An Aesthete’s Ode

I’ve talked with numerous students over the years. There are the students who set out to achieve and achieve; those that do not set out to achieve and succeed in not achieving; and those that set out to achieve but underachieve.

It’s the latter class that I have a particular affinity for, as I pity the achievers: what pleasure is life if each desire is satiated? – infinite donuts provides a diminishing return. I pity “ unachievers” as well, since a lack of desire is worse than a satisfaction that blunts the senses.

But the underachievers – ah, the underachievers, the ones who have lofty goals but fail to achieve them or have great potential but fail to live up to it – oh, those I love. What can be more lovely that never achieving the prize? It will forever be beyond reach, never changing, always tantantalizing, always desirable. It will never lose its luster as a result of possession – owning will never diminish its value. It will always be perfect, pristine, lovely.

How I love the underachievers. They, perhaps, are closer than anyone to the true form of beauty – because they never have it to discover its flaws. It will remain perfect forever.

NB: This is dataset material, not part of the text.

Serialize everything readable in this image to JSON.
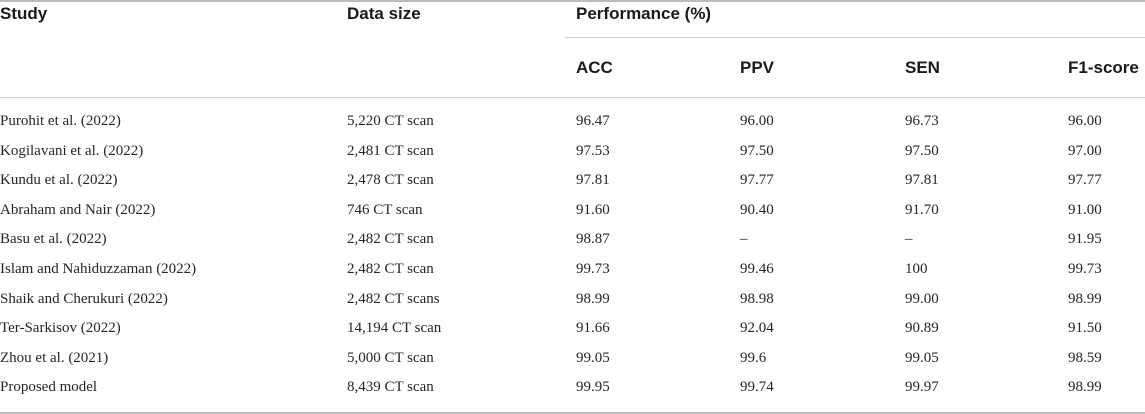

How I love the underachievers. Always desiring, always moving, roaming the sallow plains in search of a prey that cannot be found:

 Ah, happy, happy boughs! that cannot shed 
         Your leaves, nor ever bid the Spring adieu; 
And, happy melodist, unwearied, 
         For ever piping songs for ever new; 
More happy love! more happy, happy love! 
         For ever warm and still to be enjoy’d, 
                For ever panting, and for ever young; 
All breathing human passion far above, 
         That leaves a heart high-sorrowful and cloy’d, 
                A burning forehead, and a parching tongue.